Rozdział 10 - Małpka

25 4 0
                                    


,,Lili"
Kiedy się obudziłam czułam się bardzo dobrze. Zeszłam na dół na śniadanie. Przy stole siedział już Liam

-Umh.... Hejka-powiedziałam bo nie chciałam wyjść na nie miłą, a do tego humor mi dopisywał.

-Hej co chcesz na śniadanie?-zapytał a ja popatrzałam na niego dziwnie- zrobię ci. Powinnaś odpoczywać-powiedział widziąc moje zdziwienie.

-Ja sama sobie zrobię dzięki za troskę. Nie dzisiaj-powiedziałam i się uśmiechnęłam. W końcu jutro miały być dopiero moje urodziny więc dzisiaj muszę się nacieszyć. Jutro będzie mój najgorszy dzień

-Mamy wogle na dzisiaj fajną niespodziankę więc zjedź coś dobrego i coś czym się porządnie najesz. Bo tam nie będzie na to czasu-powiedział Liam próbując zagadać. Nic bym do tego nie miała, ale jednak go nie znam.

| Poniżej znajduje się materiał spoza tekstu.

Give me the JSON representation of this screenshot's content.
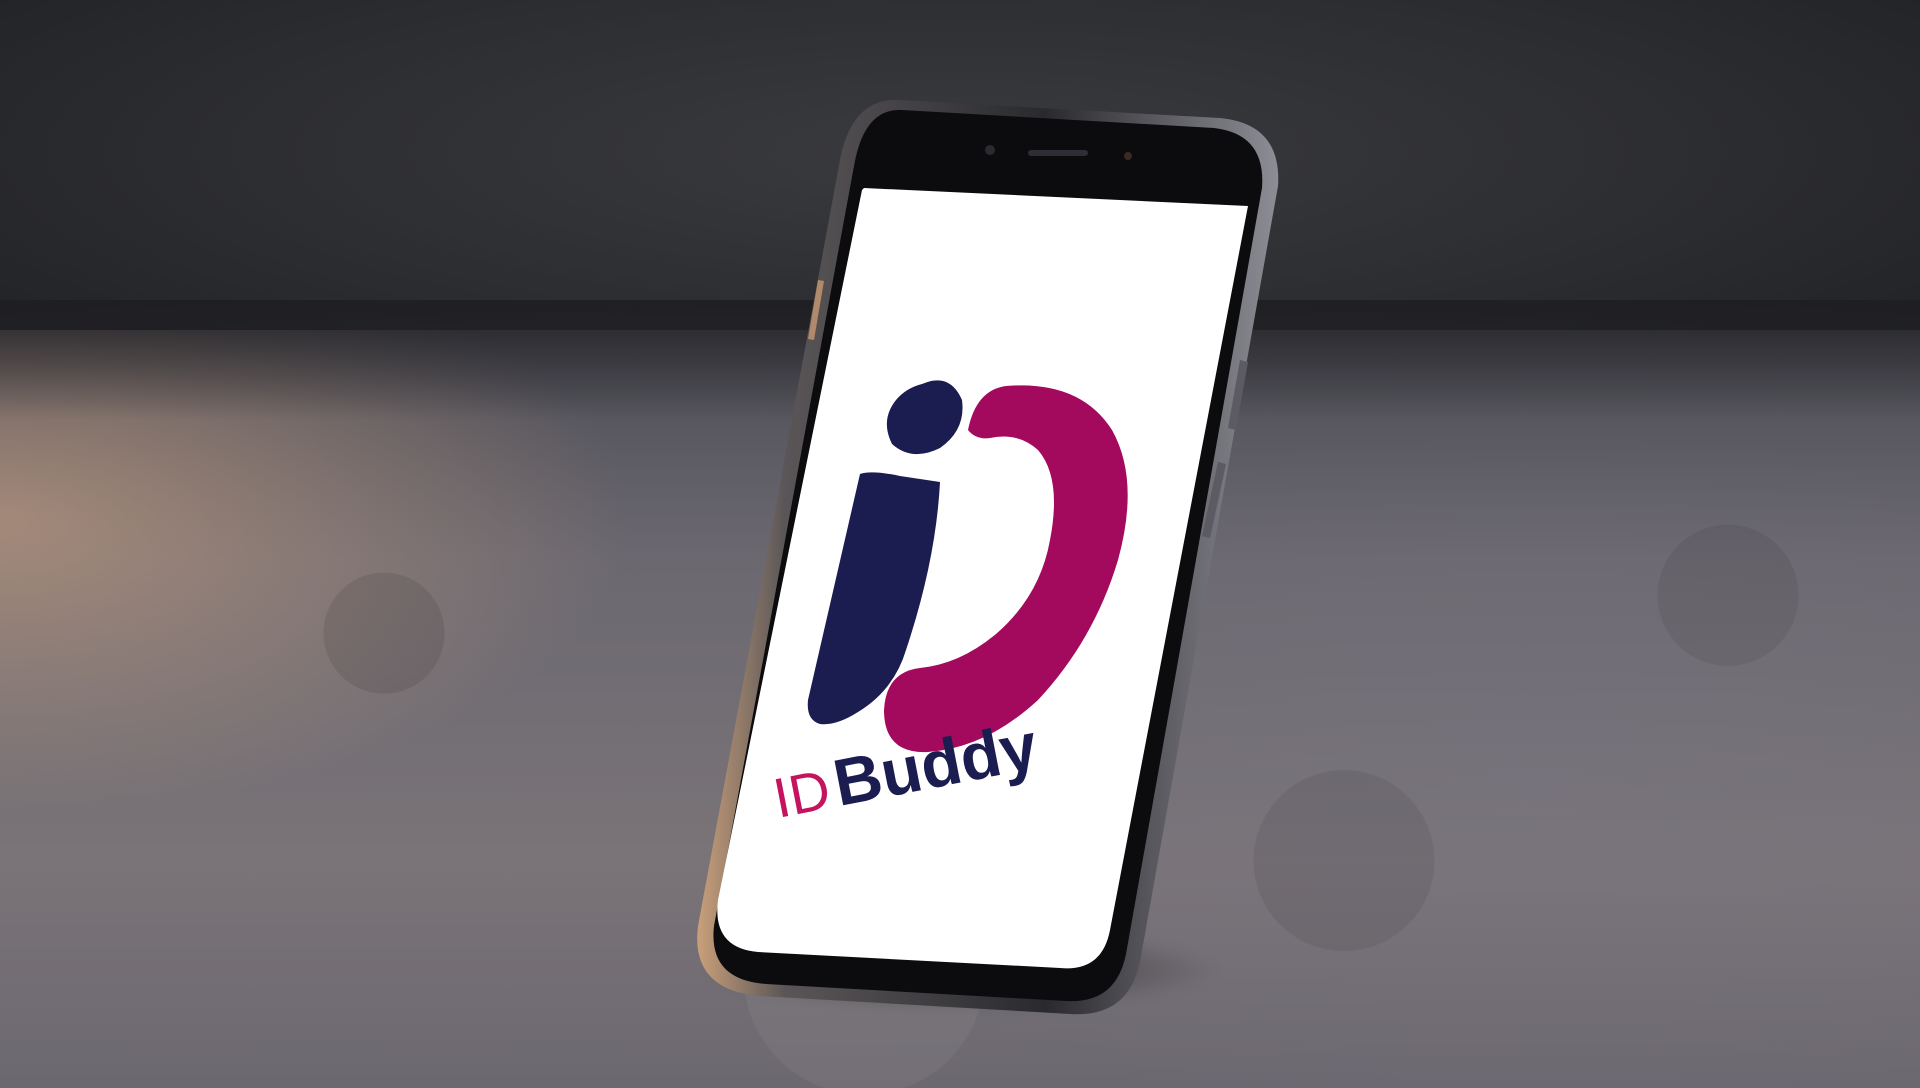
{
  "logo": {
    "prefix": "ID",
    "name": "Buddy"
  },
  "colors": {
    "brand_navy": "#1b1c4f",
    "brand_magenta": "#a3095c",
    "brand_pink_text": "#c4145f",
    "screen_bg": "#ffffff",
    "phone_body": "#1c1c20"
  }
}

Zachowuje sie trochę jak taki szczeniaczek. W dobrym znaczeniu. Jest miły, pełen energii i przeżywa wszystko mocniej.

-mhm okej-odpowiedziałam i zaczęłam sobie robić sobie owsiankę z owocami. Mieliśmy tu naprawdę dużo owoców więc nie było z tym większego problemu. Problem pojawił się gdy zobaczyłam że owsianka jest bardzo wysoko. Próbowałam sięgnąć, ale bez rezultatów- ej umh... Liam pomożesz mi?-zapytałam a on popatrzał na mnie

-No... A w czym?-zapytał a ja się uśmiechnęłam niezręcznie

-Nom... Tak jakby nie mogę dosięgnąć owsianki podałbyś mi?-zapytałam a on wstał uśmiechnął się i potrzedł do szafki. Ja się odsunęłam bo dalej.... Nie umiałam zachować się normalnie kiedy ktokolwiek był zbyt blisko mnie. On to zauważył, ale nie skomentował tylko sięgnął po owsiankę i położył na blacie. Czyli on też wie.

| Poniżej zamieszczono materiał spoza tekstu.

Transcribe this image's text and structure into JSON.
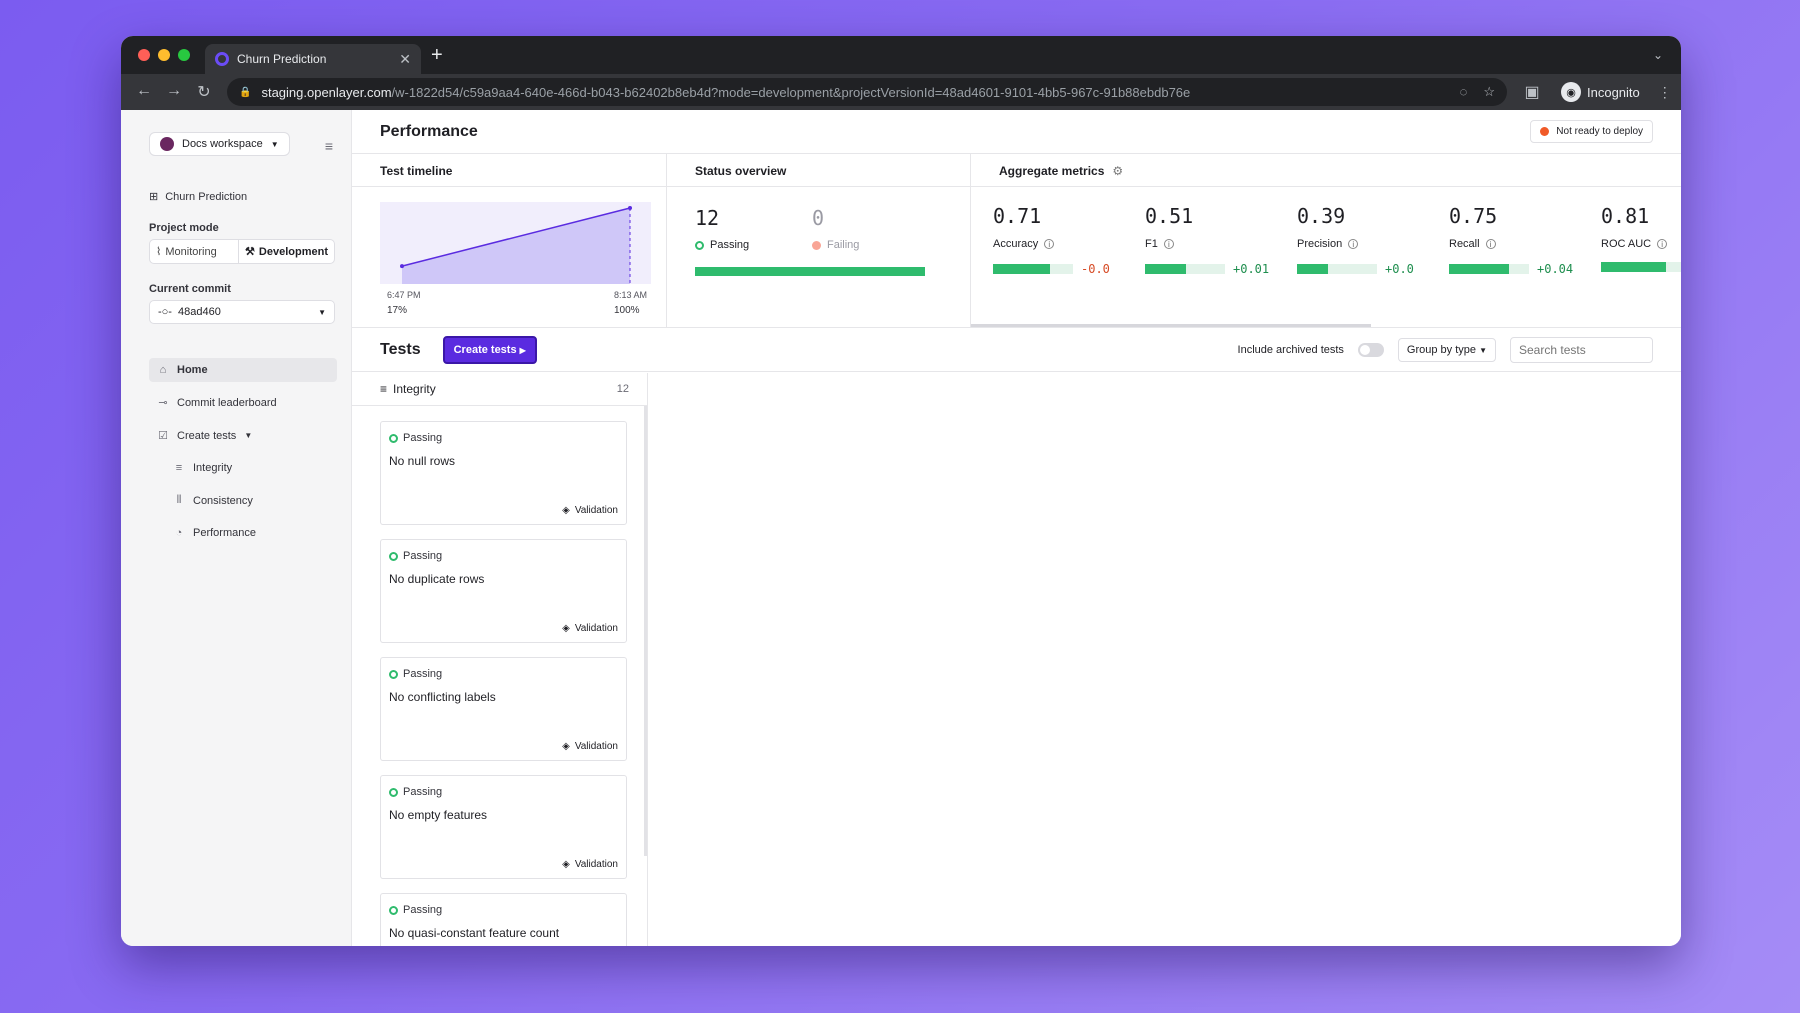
{
  "browser": {
    "tab_title": "Churn Prediction",
    "url_host": "staging.openlayer.com",
    "url_path": "/w-1822d54/c59a9aa4-640e-466d-b043-b62402b8eb4d?mode=development&projectVersionId=48ad4601-9101-4bb5-967c-91b88ebdb76e",
    "incognito_label": "Incognito"
  },
  "sidebar": {
    "workspace": "Docs workspace",
    "project": "Churn Prediction",
    "project_mode_label": "Project mode",
    "modes": [
      "Monitoring",
      "Development"
    ],
    "current_commit_label": "Current commit",
    "commit": "48ad460",
    "nav": [
      {
        "label": "Home",
        "icon": "home-icon"
      },
      {
        "label": "Commit leaderboard",
        "icon": "commit-icon"
      },
      {
        "label": "Create tests",
        "icon": "checkbox-icon"
      },
      {
        "label": "Integrity",
        "icon": "list-icon"
      },
      {
        "label": "Consistency",
        "icon": "columns-icon"
      },
      {
        "label": "Performance",
        "icon": "pie-icon"
      }
    ]
  },
  "header": {
    "title": "Performance",
    "deploy_status": "Not ready to deploy"
  },
  "timeline": {
    "title": "Test timeline",
    "start_time": "6:47 PM",
    "end_time": "8:13 AM",
    "start_pct": "17%",
    "end_pct": "100%",
    "start_value": 17,
    "end_value": 100
  },
  "status": {
    "title": "Status overview",
    "passing_count": "12",
    "passing_label": "Passing",
    "failing_count": "0",
    "failing_label": "Failing"
  },
  "aggregate": {
    "title": "Aggregate metrics",
    "metrics": [
      {
        "value": "0.71",
        "name": "Accuracy",
        "delta": "-0.0",
        "fill": 0.71
      },
      {
        "value": "0.51",
        "name": "F1",
        "delta": "+0.01",
        "fill": 0.51
      },
      {
        "value": "0.39",
        "name": "Precision",
        "delta": "+0.0",
        "fill": 0.39
      },
      {
        "value": "0.75",
        "name": "Recall",
        "delta": "+0.04",
        "fill": 0.75
      },
      {
        "value": "0.81",
        "name": "ROC AUC",
        "delta": "",
        "fill": 0.81
      }
    ]
  },
  "tests": {
    "title": "Tests",
    "create_button": "Create tests",
    "include_archived": "Include archived tests",
    "group_by": "Group by type",
    "search_placeholder": "Search tests",
    "group": {
      "name": "Integrity",
      "count": "12"
    },
    "cards": [
      {
        "status": "Passing",
        "name": "No null rows",
        "tag": "Validation"
      },
      {
        "status": "Passing",
        "name": "No duplicate rows",
        "tag": "Validation"
      },
      {
        "status": "Passing",
        "name": "No conflicting labels",
        "tag": "Validation"
      },
      {
        "status": "Passing",
        "name": "No empty features",
        "tag": "Validation"
      },
      {
        "status": "Passing",
        "name": "No quasi-constant feature count",
        "tag": ""
      }
    ]
  },
  "colors": {
    "accent": "#5a2be0",
    "pass": "#2fbb6d",
    "fail": "#f9a596",
    "deploy_dot": "#f05a28"
  }
}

-prosze-powiedział i uśmiechnął się jeszcze raz po czym usiadł tam gdzie wcześniej. Kiedy robiłam sobie śniadanie do kuchni przyszedł jeszcze Nathan z Luciem. Kiedy skończyłam przyrządzać posiłek wzięłam go i usiadłam do stołu. Nathan robił sobie w między czasie płatki z zimnym mlekiem, a Luca jajecznicę. Kiedy obaj skończyli usiedli przy stole i zaczęli jeść.

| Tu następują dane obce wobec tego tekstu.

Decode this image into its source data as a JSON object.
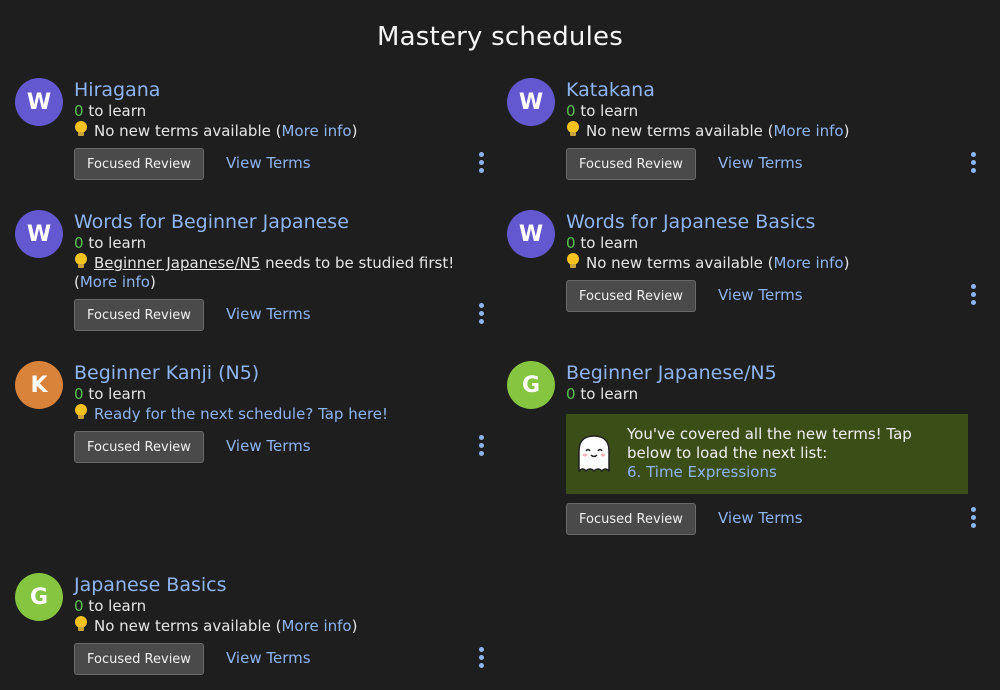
{
  "page_title": "Mastery schedules",
  "labels": {
    "to_learn": "to learn",
    "focused_review": "Focused Review",
    "view_terms": "View Terms",
    "more_info": "More info",
    "no_new_terms": "No new terms available (",
    "close_paren": ")"
  },
  "colors": {
    "avatar_purple": "#6458d0",
    "avatar_orange": "#d8823a",
    "avatar_green": "#86c540",
    "banner": "#3c4e18",
    "link": "#8fb4f2",
    "count": "#57c24d"
  },
  "schedules": [
    {
      "letter": "W",
      "name": "Hiragana",
      "count": "0"
    },
    {
      "letter": "W",
      "name": "Katakana",
      "count": "0"
    },
    {
      "letter": "W",
      "name": "Words for Beginner Japanese",
      "count": "0",
      "prereq_name": "Beginner Japanese/N5",
      "prereq_text": "needs to be studied first!",
      "open_paren": "("
    },
    {
      "letter": "W",
      "name": "Words for Japanese Basics",
      "count": "0"
    },
    {
      "letter": "K",
      "name": "Beginner Kanji (N5)",
      "count": "0",
      "next_text": "Ready for the next schedule? Tap here!"
    },
    {
      "letter": "G",
      "name": "Beginner Japanese/N5",
      "count": "0",
      "banner_text": "You've covered all the new terms! Tap below to load the next list:",
      "banner_link": "6. Time Expressions"
    },
    {
      "letter": "G",
      "name": "Japanese Basics",
      "count": "0"
    }
  ]
}
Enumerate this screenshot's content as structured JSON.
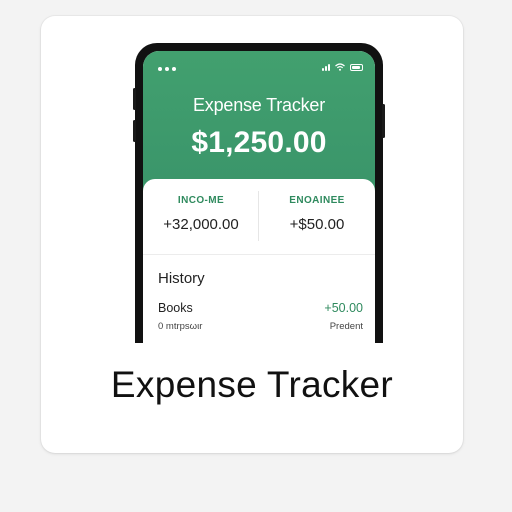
{
  "app": {
    "title": "Expense Tracker",
    "balance": "$1,250.00"
  },
  "summary": {
    "income_label": "INCO-ME",
    "income_value": "+32,000.00",
    "expense_label": "ENOAINEE",
    "expense_value": "+$50.00"
  },
  "history": {
    "title": "History",
    "items": [
      {
        "name": "Books",
        "amount": "+50.00",
        "subtitle": "0 mtrpsωιr",
        "status": "Predent"
      }
    ]
  },
  "caption": "Expense Tracker",
  "icons": {
    "status_dots": "dots-icon",
    "signal": "signal-icon",
    "wifi": "wifi-icon",
    "battery": "battery-icon"
  },
  "colors": {
    "brand_green": "#3d9b6a",
    "accent_text_green": "#2f8a5e",
    "card_bg": "#ffffff",
    "page_bg": "#f3f3f3"
  }
}
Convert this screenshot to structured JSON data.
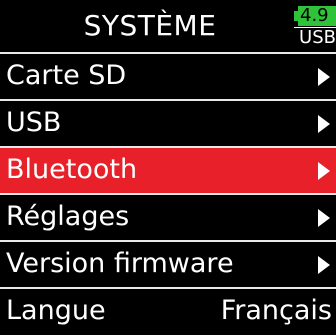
{
  "header": {
    "title": "SYSTÈME",
    "battery": {
      "level_text": "4.9",
      "source": "USB",
      "fill_color": "#2fc33a"
    }
  },
  "menu": {
    "selected_index": 2,
    "selected_color": "#e8202a",
    "items": [
      {
        "label": "Carte SD",
        "icon": "chevron-right-icon"
      },
      {
        "label": "USB",
        "icon": "chevron-right-icon"
      },
      {
        "label": "Bluetooth",
        "icon": "chevron-right-icon"
      },
      {
        "label": "Réglages",
        "icon": "chevron-right-icon"
      },
      {
        "label": "Version firmware",
        "icon": "chevron-right-icon"
      },
      {
        "label": "Langue",
        "value": "Français"
      }
    ]
  }
}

-Co tam?-zapytał Luca. A ja zrozumiałam że pyta jęk się czuje.

-dobrze, a nawet lepiej niż dobrze.. idealnie-powiedziałam i jak na dowód swoich słów uśmiechnęłam się.

-Dzisiaj idziemy..... Na niespodziankę i jest naprawdę fajna... dla większości Rune i Ant dalej marudzą-powiedział Nathan i wzruszył ramionami.

-Wiem słyszałam-powiedziałam i popatrzałam na niego-Nathan?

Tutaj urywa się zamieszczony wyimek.